Useful functions

Useful functions for the pke module.

pke.utils.compute_document_frequency(documents, output_file, language='en', stoplist=None, normalization='stemming', delimiter='\t', n=3)

Compute the n-gram document frequencies from a set of input documents. An extra row is added to the output file for specifying the number of documents from which the document frequencies were computed (–NB_DOC– tab XXX). The output file is compressed using gzip.

Parameters
  • documents (list) – list of pke-readable documents.

  • output_file (str) – the output file.

  • language (str) – language of the input documents (used for computing the n-stem or n-lemma forms), defaults to ‘en’ (english).

  • stoplist (list) – the stop words for filtering n-grams, default to pke.lang.stopwords[language].

  • normalization (str) – word normalization method, defaults to ‘stemming’. Other possible value is ‘none’ for using word surface forms instead of stems/lemmas.

  • delimiter (str) – the delimiter between n-grams and document frequencies, defaults to tabulation ( ).

  • n (int) – the size of the n-grams, defaults to 3.

pke.utils.compute_lda_model(documents, output_file, n_topics=500, language='en', stoplist=None, normalization='stemming')

Compute a LDA model from a collection of documents. Latent Dirichlet Allocation is computed using sklearn module.

Parameters
  • documents (str) – list fo pke-readable documents.

  • output_file (str) – the output file.

  • n_topics (int) – number of topics for the LDA model, defaults to 500.

  • language (str) – language of the input documents, used for stop_words in sklearn CountVectorizer, defaults to ‘en’.

  • stoplist (list) – the stop words for filtering words, default to pke.lang.stopwords[language].

  • normalization (str) – word normalization method, defaults to ‘stemming’. Other possible value is ‘none’ for using word surface forms instead of stems/lemmas.

pke.utils.load_document_frequency_file(input_file, delimiter='\t')

Load a tsv (tab-separated-values) file containing document frequencies. Automatically detects if input file is compressed (gzip) by looking at its extension (.gz).

Parameters
  • input_file (str) – the input file containing document frequencies in csv format.

  • delimiter (str) – the delimiter used for separating term-document frequencies tuples, defaults to ‘ ‘.

Returns

a dictionary of the form {term_1: freq}, freq being an integer.

Return type

dict

pke.utils.load_lda_model(input_file)

Load a gzip file containing lda model.

Parameters

input_file (str) – the gzip input file containing lda model.

Returns

a dictionary of the form {term_1: freq}, freq being an

integer.

model: an initialized sklearn.decomposition.LatentDirichletAllocation

model.

Return type

dictionnary

pke.utils.load_references(input_file, sep_doc_id=':', sep_ref_keyphrases=',', normalize_reference=False, language='en', encoding=None, excluded_file=None)

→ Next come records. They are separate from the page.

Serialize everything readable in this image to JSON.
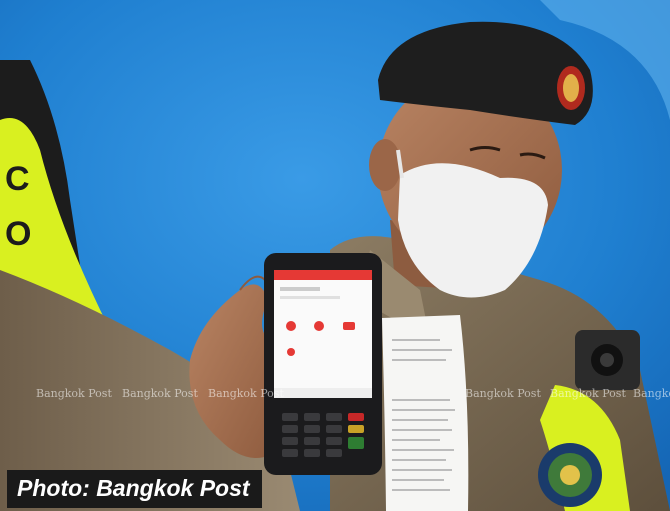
{
  "caption": "Photo: Bangkok Post",
  "watermark": "Bangkok Post",
  "colors": {
    "background_blue": "#1f7fd0",
    "vest_yellow": "#d9f020",
    "uniform_khaki": "#7b6a52",
    "beret": "#1e1e1e",
    "mask": "#f1f1f1",
    "device_red": "#e53935",
    "caption_bg": "#1a1a1a"
  }
}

Load a reference file. Reference file can be either in json format or in the SemEval-2010 official format.

Parameters
  • input_file (str) – path to the reference file.

  • sep_doc_id (str) – the separator used for doc_id in reference file, defaults to ‘:’.

  • sep_ref_keyphrases (str) – the separator used for keyphrases in reference file, defaults to ‘,’.

  • normalize_reference (bool) – whether to normalize the reference keyphrases using stemming, default to False.

  • language (str) – language of the input documents (used for computing the stems), defaults to ‘en’ (english).

  • encoding (str) – file encoding, default to None.

  • excluded_file (str) – file to exclude (for leave-one-out cross-validation), defaults to None.

pke.utils.train_supervised_model(documents, references, model_file, language='en', stoplist=None, normalization='stemming', df=None, model=None, leave_one_out=False)

Build a supervised keyphrase extraction model from a set of documents and reference keywords.

Parameters
  • documents (list) – list of tuple (id, pke-readable documents). `id`s should match the one in reference.

  • references (dict) – reference keywords.

  • model_file (str) – the model output file.

  • language (str) – language of the input documents (used for computing the n-stem or n-lemma forms), defaults to ‘en’ (english).

  • stoplist (list) – the stop words for filtering n-grams, default to pke.lang.stopwords[language].

  • normalization (str) – word normalization method, defaults to ‘stemming’. Other possible values are ‘lemmatization’ or ‘None’ for using word surface forms instead of stems/lemmas.

  • df (dict) – df weights dictionary.

  • model (object) – the supervised model to train, defaults to Kea.

  • leave_one_out (bool) – whether to use a leave-one-out procedure for training, creating one model per input, defaults to False.